Had completely forgotten about that. Thanks!

phes

#2840
Gary: Daz, remember in school when I rubbed a chilli on my cock and had a bunk-up with that twenty-stoner?
Daz: That was Debs
Gaz: Jagers?


Legend Gary insists a female Blackbird is a 'half-cast'

Glebe

DAZ: Been binge-watching that Breaking Bad, Gary, it's great! Wot you watchin'?

LEDGE: Benefits Street and The Updateables. Fucking BAFTA-worthy, Daz.

sponk

Legend Gary goes through chemo and gives himself a new nickname: Garibaldi. He tells it to all of his friends, family and co-workers, and several strangers.

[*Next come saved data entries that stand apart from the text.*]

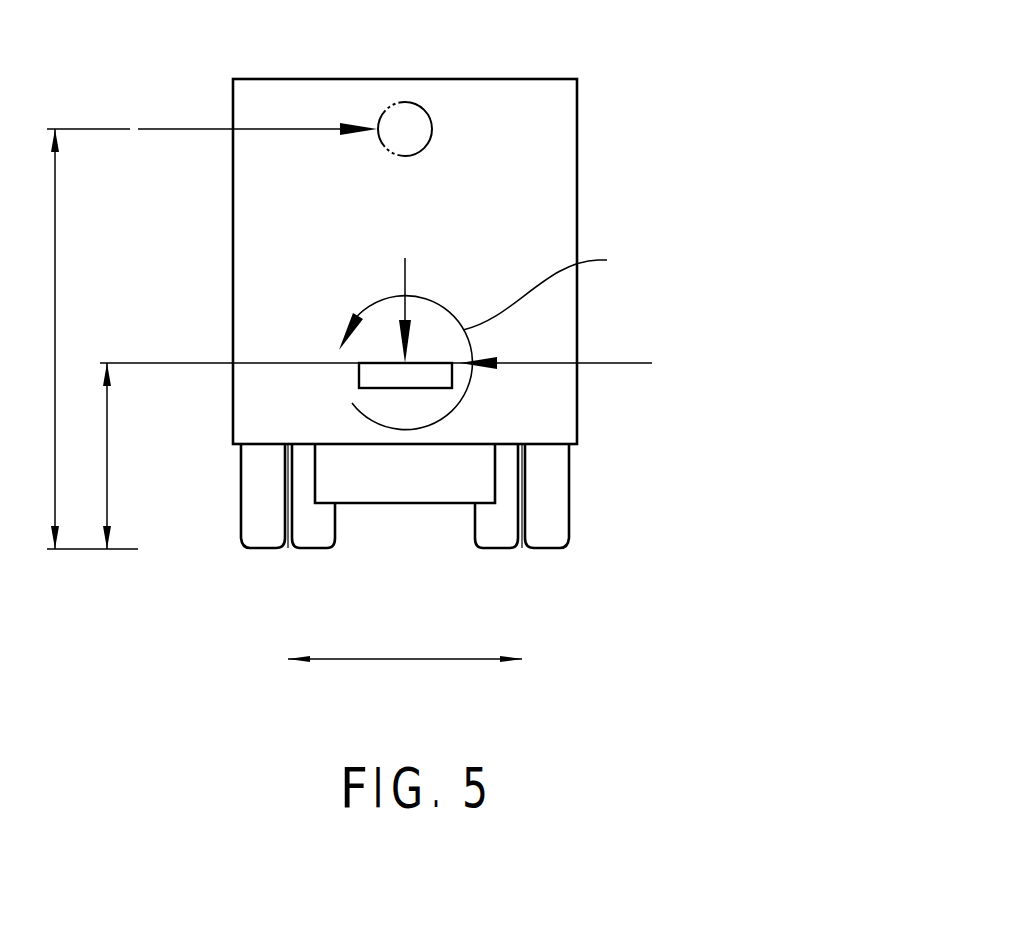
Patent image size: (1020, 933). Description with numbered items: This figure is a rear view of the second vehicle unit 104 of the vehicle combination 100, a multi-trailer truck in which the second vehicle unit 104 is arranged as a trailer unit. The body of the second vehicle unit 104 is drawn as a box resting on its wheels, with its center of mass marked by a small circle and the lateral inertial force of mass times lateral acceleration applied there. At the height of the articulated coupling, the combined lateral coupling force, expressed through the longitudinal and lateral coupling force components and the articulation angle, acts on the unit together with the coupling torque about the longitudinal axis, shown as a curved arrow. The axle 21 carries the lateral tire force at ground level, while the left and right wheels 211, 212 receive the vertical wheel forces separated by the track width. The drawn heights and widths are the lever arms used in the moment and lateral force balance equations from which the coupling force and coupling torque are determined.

The vehicle combination 100 is at (639, 51).
The second vehicle unit 104 is at (577, 145).
The rear axle 21 is at (403, 549).
The left rear wheel 211 is at (288, 667).
The right rear wheel 212 is at (522, 667).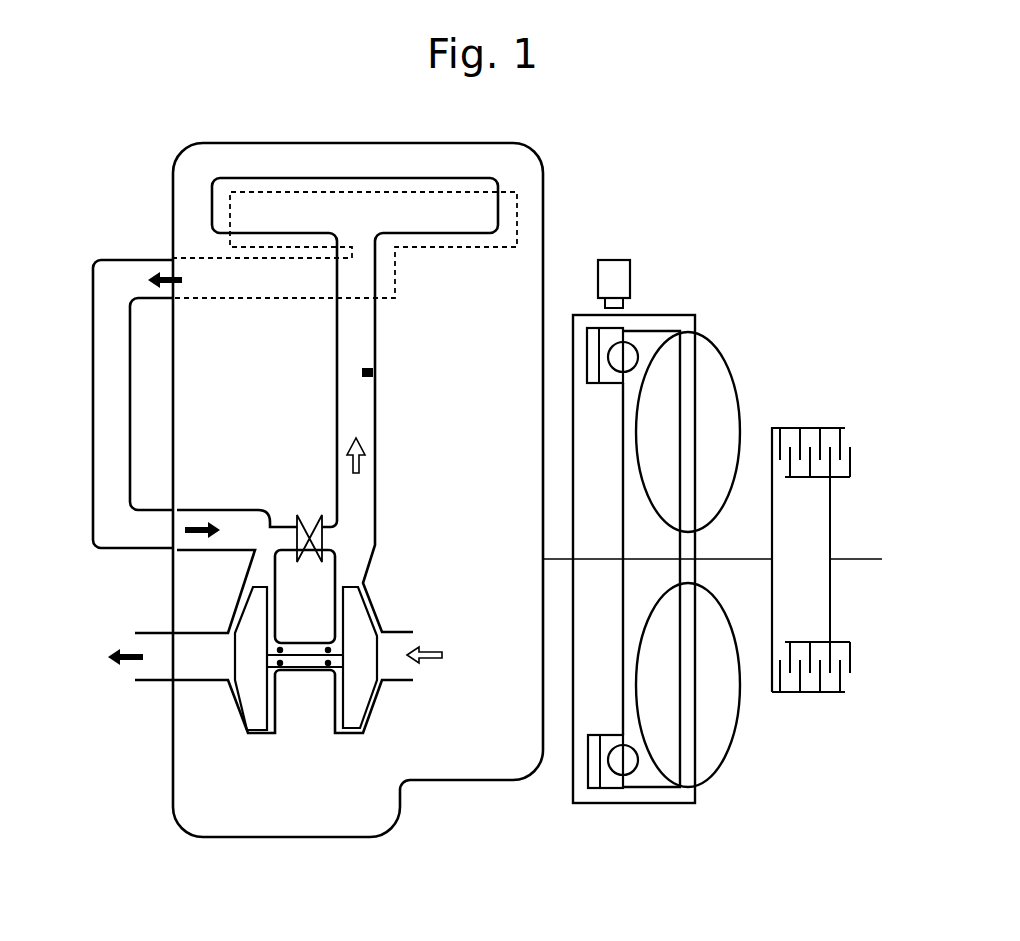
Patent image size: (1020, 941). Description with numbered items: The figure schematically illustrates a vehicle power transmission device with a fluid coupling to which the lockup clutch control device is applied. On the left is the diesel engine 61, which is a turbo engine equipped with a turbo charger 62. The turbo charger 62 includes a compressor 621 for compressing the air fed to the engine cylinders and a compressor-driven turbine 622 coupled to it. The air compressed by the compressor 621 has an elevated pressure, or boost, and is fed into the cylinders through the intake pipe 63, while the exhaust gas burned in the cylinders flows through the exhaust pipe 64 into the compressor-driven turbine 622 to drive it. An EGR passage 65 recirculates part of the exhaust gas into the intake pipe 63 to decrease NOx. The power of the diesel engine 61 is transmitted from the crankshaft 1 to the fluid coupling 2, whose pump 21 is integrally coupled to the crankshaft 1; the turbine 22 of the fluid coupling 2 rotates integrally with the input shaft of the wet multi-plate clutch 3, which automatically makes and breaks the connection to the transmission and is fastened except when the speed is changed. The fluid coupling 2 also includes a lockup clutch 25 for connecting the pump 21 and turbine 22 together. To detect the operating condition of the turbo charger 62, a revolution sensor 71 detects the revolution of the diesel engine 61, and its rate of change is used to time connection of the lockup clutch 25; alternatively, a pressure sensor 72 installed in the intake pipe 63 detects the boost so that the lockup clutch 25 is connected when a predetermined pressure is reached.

The crankshaft 1 is at (557, 561).
The fluid coupling 2 is at (623, 563).
The wet multi-plate clutch 3 is at (814, 429).
The pump 21 is at (722, 380).
The turbine 22 is at (663, 377).
The lockup clutch 25 is at (585, 353).
The diesel engine 61 is at (255, 836).
The turbo charger 62 is at (284, 664).
The intake pipe 63 is at (375, 443).
The exhaust pipe 64 is at (93, 376).
The EGR passage 65 is at (290, 522).
The revolution sensor 71 is at (613, 260).
The pressure sensor 72 is at (373, 368).
The compressor 621 is at (360, 700).
The compressor-driven turbine 622 is at (243, 710).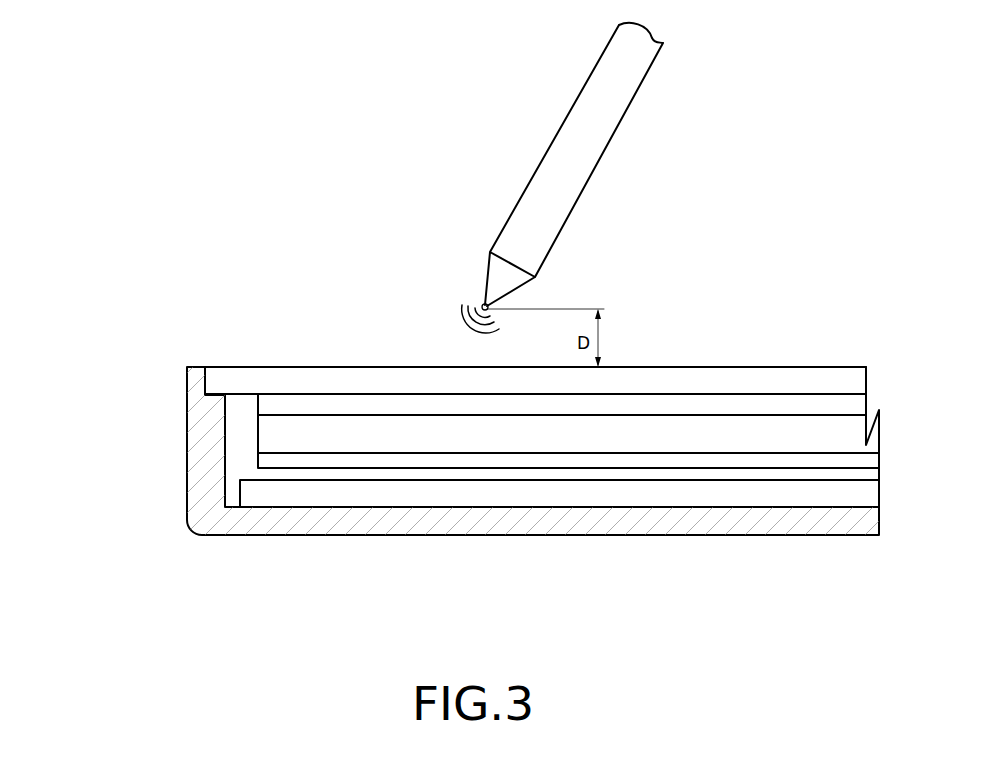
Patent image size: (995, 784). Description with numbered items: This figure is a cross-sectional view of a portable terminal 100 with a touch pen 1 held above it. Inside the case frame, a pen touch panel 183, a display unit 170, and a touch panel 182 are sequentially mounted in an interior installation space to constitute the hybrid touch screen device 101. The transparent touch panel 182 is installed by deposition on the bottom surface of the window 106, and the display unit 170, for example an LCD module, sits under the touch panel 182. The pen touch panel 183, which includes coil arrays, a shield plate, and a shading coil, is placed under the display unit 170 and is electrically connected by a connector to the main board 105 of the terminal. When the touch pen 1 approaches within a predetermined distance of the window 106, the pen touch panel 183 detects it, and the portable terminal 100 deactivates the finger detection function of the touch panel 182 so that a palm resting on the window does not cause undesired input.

The touch pen 1 is at (552, 139).
The portable terminal 100 is at (755, 313).
The hybrid touch screen device 101 is at (133, 395).
The window 106 is at (270, 366).
The touch panel 182 is at (262, 407).
The display unit 170 is at (262, 436).
The pen touch panel 183 is at (262, 460).
The main board 105 is at (248, 479).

It only generates fake laughs and Gary goes to the pub toilet and cries. Then glasses a guy at the bar.

Glebe

"Heh, I tossed Spazzer Mick over a wall today, Daz!"

"You can be a real prick sometimes Gary, you know that?"

"That's just nastiness, Daz. That's just nastiness. Uncalled for."

sponk

Legend Gary bodyslams a shortarse for getting gobby in a bagel shop.

Bazooka

Legend Gary heats up a sausage roll with a lighter, as he checks if his burglary gloves are dry.

ZoyzaSorris

Legend Gary is sent to hell, sentenced to an eternity of 'hanging out the back of himself'. Loves it.

petril

Legend Gary shat on the pitch. wasn't even playing. Or in either squad. Or had a ticket. Or knew there was a match on.

Glebe

"Gonna host a '90s-themed rave party tonight, Daz!"

"Sound's fun, Gary. I'm sorry I can't make it."

"Your loss, Daz... okay, let's get ready for this!"

NEXT DAY.

"Nobody came, Daz. Nobody came."

ZoyzaSorris

Quote from: petrilTanaka on July 17, 2019, 09:08:49 PM
Legend Gary shat on the pitch. wasn't even playing. Or in either squad. Or had a ticket. Or knew there was a match on.

I like the idea of Desolation being part of the extended Gary cinematic universe - or is it the other way round? Aaah.